Opened 3 years ago

Closed 3 years ago

#32862 closed Cleanup/optimization (needsinfo)

Order By in Postgres When Using Annotations Causes Ambiguous Field Name

Reported by: Cody Williams Owned by: nobody
Component: Database layer (models, ORM) Version: 3.0
Severity: Normal Keywords:
Cc: Triage Stage: Unreviewed
Has patch: no Needs documentation: no
Needs tests: no Patch needs improvement: no
Easy pickings: no UI/UX: no

Description

Running a query on a table with an annotation, joining a table via select_related that includes a field with the same name as the annotation, and ordering on the annotation Postgres will raise a ProgrammingError due to an ambiguous field name. This issue does not occur with SQLite.

To Reproduce: Using the django.db.backends.postgresql_psycopg2 database engine and the following models:

from django.db import models
from django.db.models.functions import Concat
from django.db.models import Value


class Company(models.Model):
    name = models.CharField(max_length=200)


class PersonManager(models.Manager):
    def get_queryset(self):
        return super().get_queryset().annotate(
            name=Concat('first_name', Value(' '), 'last_name')
        )


class Person(models.Model):
    objects = PersonManager()
    first_name = models.CharField(max_length=200)
    last_name = models.CharField(max_length=200)
    company = models.ForeignKey('Company', models.PROTECT, null=True)

Running a query such as:

models.Person.objects.filter(name__contains='Smith').select_related('company').order_by('name')

Produces the following SQL:

SELECT
    "people_person"."id",
    "people_person"."first_name",
    "people_person"."last_name", "people_person"."company_id",
    CONCAT("people_person"."first_name", CONCAT(' ', "people_person"."last_name")) AS "name",
    "people_company"."id",
    "people_company"."name"
FROM "people_person"
LEFT OUTER JOIN "people_company" ON ("people_person"."company_id" = "people_company"."id")
WHERE CONCAT("people_person"."first_name", CONCAT(' ', "people_person"."last_name"))::text LIKE '%Smith%'
ORDER BY "name" ASC;

In Postgres this query will fail because "name" is ambiguous between the name field on the Company model and the name annotation on the Person model. If rather than referencing the annotation by name, the query produced the following SQL, using the annotation definition rather than the name (as it does for the WHERE clause) the query works perfectly:

SELECT
    "people_person"."id",
    "people_person"."first_name",
    "people_person"."last_name", "people_person"."company_id",
    CONCAT("people_person"."first_name", CONCAT(' ', "people_person"."last_name")) AS "name",
    "people_company"."id",
    "people_company"."name"
FROM "people_person"
LEFT OUTER JOIN "people_company" ON ("people_person"."company_id" = "people_company"."id")
WHERE CONCAT("people_person"."first_name", CONCAT(' ', "people_person"."last_name"))::text LIKE '%Smith%'
ORDER BY CONCAT("people_person"."first_name", CONCAT(' ', "people_person"."last_name")) ASC;

Change History (2)

comment:1 by Simon Charette, 3 years ago

I guess the ORM could detect when a reference is ambiguous and inline the expression when it's the case but I'm not sure of the benefits versus the complexity it introduces.

If you want to give a shot at writing a patch yourself the logic should live in sql.SQLCompiler.get_order_by and act upon expressions where is_ref is true.

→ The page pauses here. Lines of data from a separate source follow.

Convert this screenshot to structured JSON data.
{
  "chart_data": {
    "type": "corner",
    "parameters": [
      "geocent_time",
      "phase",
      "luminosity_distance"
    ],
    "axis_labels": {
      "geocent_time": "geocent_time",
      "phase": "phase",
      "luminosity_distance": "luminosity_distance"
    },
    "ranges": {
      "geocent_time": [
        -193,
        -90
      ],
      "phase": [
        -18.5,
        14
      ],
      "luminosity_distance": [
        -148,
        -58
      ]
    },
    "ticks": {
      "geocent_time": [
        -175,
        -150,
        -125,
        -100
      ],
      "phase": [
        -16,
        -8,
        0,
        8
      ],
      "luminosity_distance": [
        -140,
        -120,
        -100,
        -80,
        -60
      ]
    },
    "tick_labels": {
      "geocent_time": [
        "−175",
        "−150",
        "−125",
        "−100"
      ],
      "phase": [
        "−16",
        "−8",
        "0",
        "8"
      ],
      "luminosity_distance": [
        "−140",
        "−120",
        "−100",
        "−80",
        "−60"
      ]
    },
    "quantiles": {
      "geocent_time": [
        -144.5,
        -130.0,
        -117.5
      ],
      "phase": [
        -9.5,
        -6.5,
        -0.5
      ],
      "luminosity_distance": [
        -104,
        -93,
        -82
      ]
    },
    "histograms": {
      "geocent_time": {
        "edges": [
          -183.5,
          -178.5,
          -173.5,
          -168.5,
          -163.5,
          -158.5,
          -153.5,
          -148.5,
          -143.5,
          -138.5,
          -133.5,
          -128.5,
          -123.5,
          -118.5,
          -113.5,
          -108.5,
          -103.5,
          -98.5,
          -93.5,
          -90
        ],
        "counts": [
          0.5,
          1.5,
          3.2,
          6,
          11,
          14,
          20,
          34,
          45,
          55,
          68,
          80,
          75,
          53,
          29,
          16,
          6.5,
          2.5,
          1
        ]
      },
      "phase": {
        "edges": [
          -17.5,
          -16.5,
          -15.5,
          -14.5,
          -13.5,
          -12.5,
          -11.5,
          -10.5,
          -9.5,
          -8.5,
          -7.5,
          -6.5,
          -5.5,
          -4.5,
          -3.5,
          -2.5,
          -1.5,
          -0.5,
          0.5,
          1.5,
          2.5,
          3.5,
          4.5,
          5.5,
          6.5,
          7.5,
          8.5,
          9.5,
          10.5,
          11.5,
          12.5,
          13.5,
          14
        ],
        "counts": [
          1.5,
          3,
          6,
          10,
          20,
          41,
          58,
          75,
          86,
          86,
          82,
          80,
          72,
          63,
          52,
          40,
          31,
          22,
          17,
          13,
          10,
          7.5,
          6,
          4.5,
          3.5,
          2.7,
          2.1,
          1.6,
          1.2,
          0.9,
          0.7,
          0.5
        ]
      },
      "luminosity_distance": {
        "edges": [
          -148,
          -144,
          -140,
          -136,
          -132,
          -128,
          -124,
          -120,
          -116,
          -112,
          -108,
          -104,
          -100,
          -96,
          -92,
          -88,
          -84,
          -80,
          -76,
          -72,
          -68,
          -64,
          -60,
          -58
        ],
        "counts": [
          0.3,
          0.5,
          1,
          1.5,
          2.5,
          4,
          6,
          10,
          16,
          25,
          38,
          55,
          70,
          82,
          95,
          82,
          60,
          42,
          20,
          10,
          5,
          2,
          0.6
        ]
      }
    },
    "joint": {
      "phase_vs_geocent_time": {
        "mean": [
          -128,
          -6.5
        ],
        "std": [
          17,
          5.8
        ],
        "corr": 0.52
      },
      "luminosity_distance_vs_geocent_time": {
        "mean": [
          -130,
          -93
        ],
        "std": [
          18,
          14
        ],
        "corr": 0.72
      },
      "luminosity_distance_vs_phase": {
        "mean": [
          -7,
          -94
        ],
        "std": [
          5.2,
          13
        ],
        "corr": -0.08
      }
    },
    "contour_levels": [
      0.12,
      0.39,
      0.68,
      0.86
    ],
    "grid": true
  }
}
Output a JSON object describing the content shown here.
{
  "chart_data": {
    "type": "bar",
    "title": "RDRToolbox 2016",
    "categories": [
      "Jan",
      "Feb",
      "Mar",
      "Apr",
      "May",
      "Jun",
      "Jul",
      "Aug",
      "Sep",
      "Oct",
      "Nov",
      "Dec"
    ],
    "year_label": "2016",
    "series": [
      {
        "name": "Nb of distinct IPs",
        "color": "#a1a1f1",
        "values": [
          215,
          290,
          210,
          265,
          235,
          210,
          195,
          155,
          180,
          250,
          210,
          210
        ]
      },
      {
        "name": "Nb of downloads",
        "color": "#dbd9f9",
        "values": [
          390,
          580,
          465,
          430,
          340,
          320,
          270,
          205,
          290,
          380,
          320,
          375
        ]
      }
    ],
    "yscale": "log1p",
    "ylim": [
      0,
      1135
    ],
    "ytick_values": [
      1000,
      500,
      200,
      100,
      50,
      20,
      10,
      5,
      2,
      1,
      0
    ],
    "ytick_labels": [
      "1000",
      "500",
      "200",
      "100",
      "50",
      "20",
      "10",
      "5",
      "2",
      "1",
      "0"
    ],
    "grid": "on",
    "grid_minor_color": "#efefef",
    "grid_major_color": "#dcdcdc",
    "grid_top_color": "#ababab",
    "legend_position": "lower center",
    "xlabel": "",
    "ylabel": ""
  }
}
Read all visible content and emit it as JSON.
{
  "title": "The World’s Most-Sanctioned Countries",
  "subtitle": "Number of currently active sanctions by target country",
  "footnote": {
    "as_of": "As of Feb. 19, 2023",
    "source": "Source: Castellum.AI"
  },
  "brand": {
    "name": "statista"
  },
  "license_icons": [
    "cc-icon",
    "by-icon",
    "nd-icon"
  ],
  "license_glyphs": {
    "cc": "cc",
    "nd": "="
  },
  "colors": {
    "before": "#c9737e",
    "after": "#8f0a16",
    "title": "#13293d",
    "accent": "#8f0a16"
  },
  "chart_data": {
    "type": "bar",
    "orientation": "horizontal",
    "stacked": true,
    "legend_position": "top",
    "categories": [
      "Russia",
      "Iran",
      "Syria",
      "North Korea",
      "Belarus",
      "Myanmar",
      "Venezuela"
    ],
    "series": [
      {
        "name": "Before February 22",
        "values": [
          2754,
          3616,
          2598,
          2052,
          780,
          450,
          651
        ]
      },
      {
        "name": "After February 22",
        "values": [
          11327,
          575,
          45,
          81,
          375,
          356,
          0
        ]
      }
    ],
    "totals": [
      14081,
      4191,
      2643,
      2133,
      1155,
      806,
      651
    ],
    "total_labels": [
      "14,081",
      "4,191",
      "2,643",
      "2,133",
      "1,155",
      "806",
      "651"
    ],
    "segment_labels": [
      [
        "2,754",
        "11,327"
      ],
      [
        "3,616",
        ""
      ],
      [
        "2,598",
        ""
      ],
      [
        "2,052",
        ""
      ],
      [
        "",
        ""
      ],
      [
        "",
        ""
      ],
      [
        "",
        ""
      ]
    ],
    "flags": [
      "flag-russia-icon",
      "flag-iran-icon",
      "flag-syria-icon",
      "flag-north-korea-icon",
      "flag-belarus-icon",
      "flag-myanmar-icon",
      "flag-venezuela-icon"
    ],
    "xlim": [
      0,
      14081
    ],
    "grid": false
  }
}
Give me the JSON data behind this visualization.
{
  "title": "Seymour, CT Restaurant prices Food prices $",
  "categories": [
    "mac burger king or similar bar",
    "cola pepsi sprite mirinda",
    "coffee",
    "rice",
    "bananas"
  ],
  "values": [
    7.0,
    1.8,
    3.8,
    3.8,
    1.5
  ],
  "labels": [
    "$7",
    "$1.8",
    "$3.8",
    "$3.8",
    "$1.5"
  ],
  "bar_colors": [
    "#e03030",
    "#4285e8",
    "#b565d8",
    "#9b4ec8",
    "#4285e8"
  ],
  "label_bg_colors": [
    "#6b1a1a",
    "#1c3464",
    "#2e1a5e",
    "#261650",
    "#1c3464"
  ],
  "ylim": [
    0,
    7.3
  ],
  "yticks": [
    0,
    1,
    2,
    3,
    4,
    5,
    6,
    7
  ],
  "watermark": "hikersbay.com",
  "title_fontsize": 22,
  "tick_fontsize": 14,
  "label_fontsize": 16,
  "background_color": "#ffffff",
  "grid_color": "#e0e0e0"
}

https://github.com/django/django/blob/225d96533a8e05debd402a2bfe566487cc27d95f/django/db/models/sql/compiler.py#L381-L420

I guess the logic could then be added in a django.db.models.expressions.Ref.is_ambiguous(query: sql.Query) -> bool method that would introspect query.select and query.annotation_select and be relied on get_order_by.

comment:2 by Mariusz Felisiak, 3 years ago

Component: UncategorizedDatabase layer (models, ORM)
Resolution: needsinfo
Status: newclosed
Type: BugCleanup/optimization

Thanks for this report, however, I agree with Simon, IMO it's not worth additional complexity. We can reconsider this decision if someone provides PoC.